Kirillm/thinkstock.com

IBM’s Watson has long served as a splashy representative for the venerable computing company, starring in commercials with the likes of Carrie Fisher and trouncing human stars at Jeopardy! Now, however, A.I. researchers at Georgia Tech have found a subtler application for Watson’s capabilities, using them to simulate a teaching assistant for a large master’s-level course. What’s more, they did so without alerting the students in the class.

Fittingly, the class in question was Ashok Goel’s Knowledge Based Artificial Intelligence, which aims to help students learn “to build AI agents capable of human-level intelligence and gain insights into human cognition.” As Melissa Korn reports in the Wall Street Journal, the class’ 300-some students “typically post 10,000 messages a semester” to an online message board—more than the course’s human TAs can respond to.

But as Goel notes, while “the number of questions increases if you have more students … the number of different questions doesn’t really go up.” The vast majority of those requests deal with straightforward questions of course logistics, which means that they have simple, objective answers, but they can still take time to answer. So Goel and his team set out to create a system that could respond to the sort of queries that cropped up over and over again, and then they released it onto the message board. Though Goel and his collaborators didn’t alert students to the artificial nature of their ninth teaching assistant, they did give it a name that winks at its origins: Jill Watson.

By the end of the semester, “Jill” was reportedly answering questions with a 97 percent success rate, having learned to parse the context of queries and reply to them accurately.
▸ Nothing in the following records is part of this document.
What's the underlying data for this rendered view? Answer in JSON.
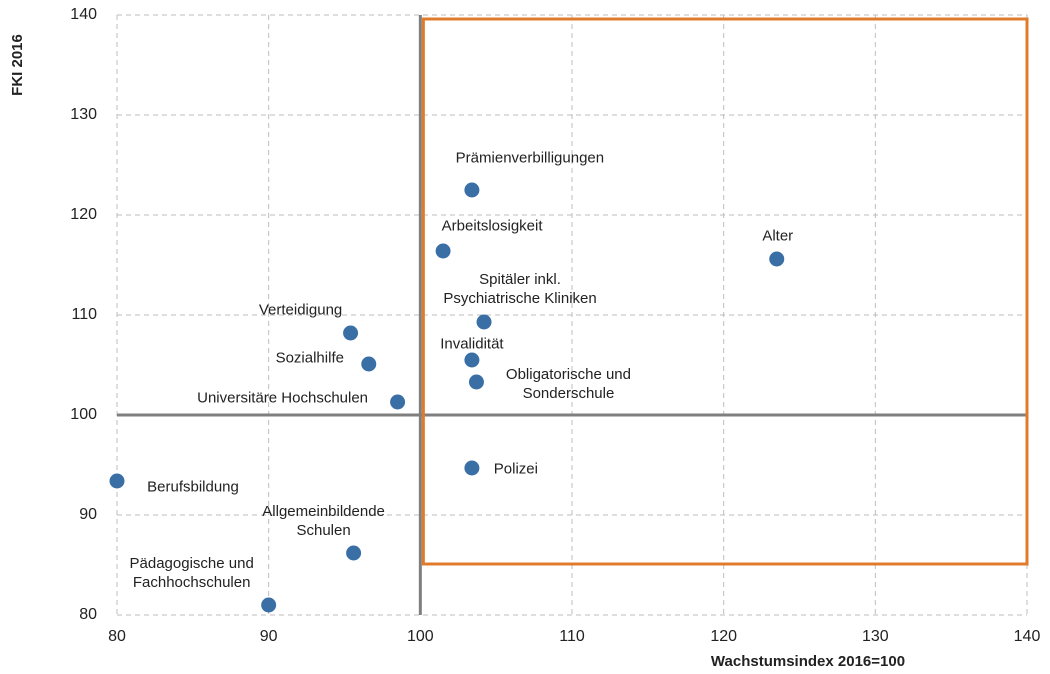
{
  "chart_data": {
    "type": "scatter",
    "x_label": "Wachstumsindex  2016=100",
    "y_label": "FKI 2016",
    "labels": [
      "Prämienverbilligungen",
      "Arbeitslosigkeit",
      "Alter",
      "Spitäler inkl.\nPsychiatrische Kliniken",
      "Verteidigung",
      "Sozialhilfe",
      "Invalidität",
      "Obligatorische und\nSonderschule",
      "Universitäre Hochschulen",
      "Polizei",
      "Berufsbildung",
      "Allgemeinbildende\nSchulen",
      "Pädagogische und\nFachhochschulen"
    ],
    "x": [
      103.4,
      101.5,
      123.5,
      104.2,
      95.4,
      96.6,
      103.4,
      103.7,
      98.5,
      103.4,
      80,
      95.6,
      90
    ],
    "values": [
      122.5,
      116.4,
      115.6,
      109.3,
      108.2,
      105.1,
      105.5,
      103.3,
      101.3,
      94.7,
      93.4,
      86.2,
      81.0
    ],
    "color": "#3a6fa5",
    "xlim": [
      80,
      140
    ],
    "ylim": [
      80,
      140
    ],
    "xticks": [
      80,
      90,
      100,
      110,
      120,
      130,
      140
    ],
    "yticks": [
      80,
      90,
      100,
      110,
      120,
      130,
      140
    ],
    "grid": true,
    "reference_lines": {
      "x": 100,
      "y": 100,
      "color": "#7f7f7f"
    },
    "highlight": {
      "xlim": [
        100.2,
        140
      ],
      "ylim": [
        85.1,
        139.6
      ],
      "color": "#e07b2c"
    }
  }
}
As Korn writes, students apparently hadn’t suspected anything was unusual about the helpful interlocutor, and at least one claims he was “flabbergasted” when he learned its true nature. (Another tells Korn he had “wanted to nominate Jill Watson as an outstanding TA,” which may well be a joke.) Goel apparently plans to repeat the performance next semester and says that he’ll give his creation a new name to extend the fun (though presumably his next batch of students will having an easier time distinguishing real from fake).

Gizmodo’s George Dvorsky observes that Goel’s stunt is disconcerting, since “it’s upsetting to hear that bots could replace yet another job.” But as Dvorsky also writes, for now Jill and her kin are mostly working to eliminate tedious labor—answering questions that Goel’s human TAs were too busy to field. As Korn notes, by automating some of the work of teaching, Watson may actually give teachers the opportunity “to tackle more complex technical or philosophical inquiries” that they’d otherwise be incapable of engaging with at length.
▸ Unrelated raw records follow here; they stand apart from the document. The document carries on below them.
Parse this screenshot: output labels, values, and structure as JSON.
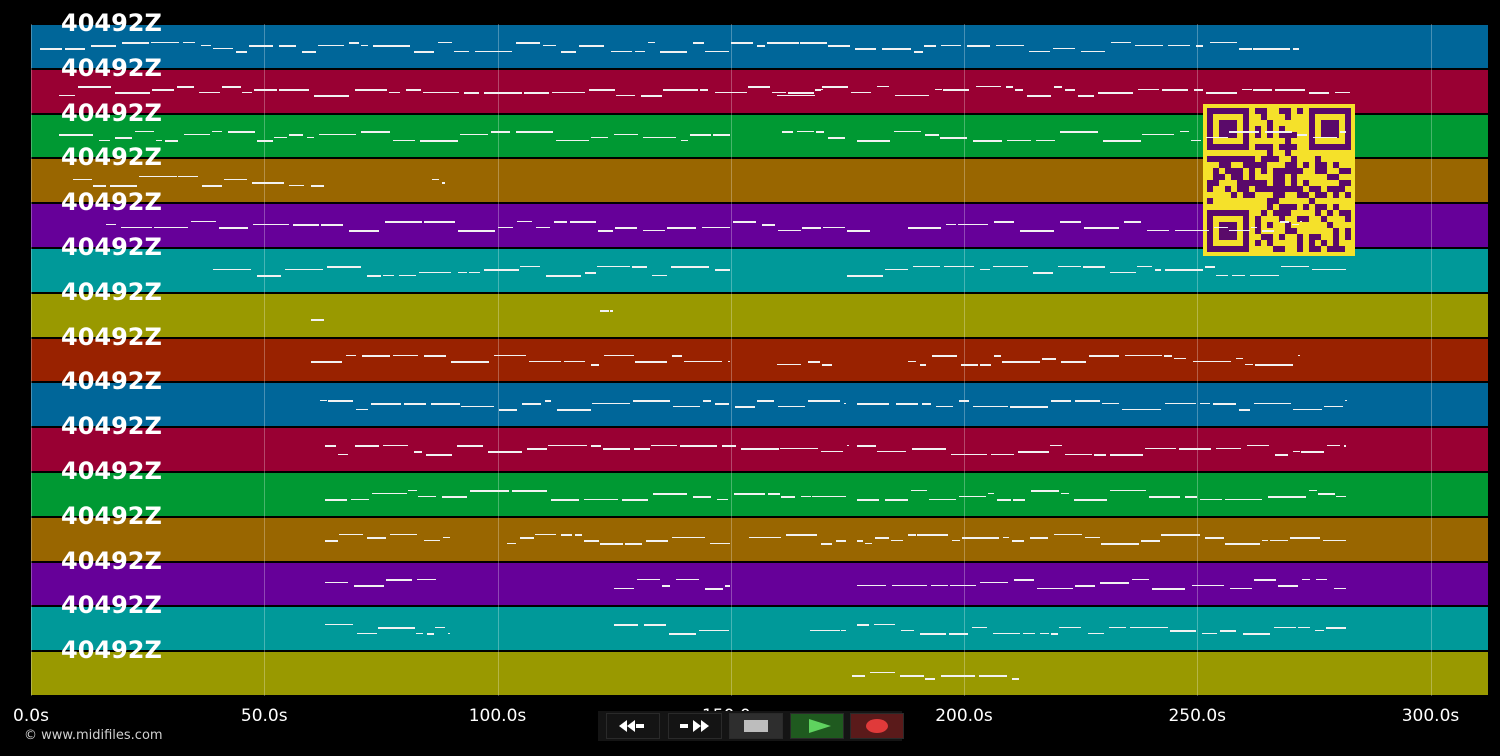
{
  "tracks": [
    {
      "label": "40492Z",
      "color": "#006699"
    },
    {
      "label": "40492Z",
      "color": "#990033"
    },
    {
      "label": "40492Z",
      "color": "#009933"
    },
    {
      "label": "40492Z",
      "color": "#996600"
    },
    {
      "label": "40492Z",
      "color": "#660099"
    },
    {
      "label": "40492Z",
      "color": "#009999"
    },
    {
      "label": "40492Z",
      "color": "#999900"
    },
    {
      "label": "40492Z",
      "color": "#992200"
    },
    {
      "label": "40492Z",
      "color": "#006699"
    },
    {
      "label": "40492Z",
      "color": "#990033"
    },
    {
      "label": "40492Z",
      "color": "#009933"
    },
    {
      "label": "40492Z",
      "color": "#996600"
    },
    {
      "label": "40492Z",
      "color": "#660099"
    },
    {
      "label": "40492Z",
      "color": "#009999"
    },
    {
      "label": "40492Z",
      "color": "#999900"
    }
  ],
  "time_axis": {
    "ticks": [
      "0.0s",
      "50.0s",
      "100.0s",
      "150.0s",
      "200.0s",
      "250.0s",
      "300.0s"
    ],
    "tick_values": [
      0,
      50,
      100,
      150,
      200,
      250,
      300
    ]
  },
  "copyright": "© www.midifiles.com",
  "controls": [
    {
      "name": "rewind-button",
      "icon": "rewind-icon",
      "color": "#1a1a1a"
    },
    {
      "name": "fast-forward-button",
      "icon": "fast-forward-icon",
      "color": "#1a1a1a"
    },
    {
      "name": "stop-button",
      "icon": "stop-icon",
      "color": "#2e2e2e"
    },
    {
      "name": "play-button",
      "icon": "play-icon",
      "color": "#1f5a1f"
    },
    {
      "name": "record-button",
      "icon": "record-icon",
      "color": "#5a1a1a"
    }
  ],
  "qr_code": {
    "icon": "qr-code-icon",
    "fg": "#5a0a6a",
    "bg": "#f5e12a"
  }
}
In this sense, Jill Watson may actually represent the practical future of artificial intelligence. While there are legitimate concerns about A.I. and job loss, computers are unlikely to truly replace workers in most industries. Instead, as Madeleine Clare Elish has argued in Future Tense, they’re more likely to function as helpmates, whispering advice into our ears or eliminating annoying responsibilities. It sounds like a bright future to me: Having wasted countless hours during my own years as a TA answering emails about due dates and exam topics, I know that there are only so many times you can type, “It’s on the syllabus” without going a little crazy.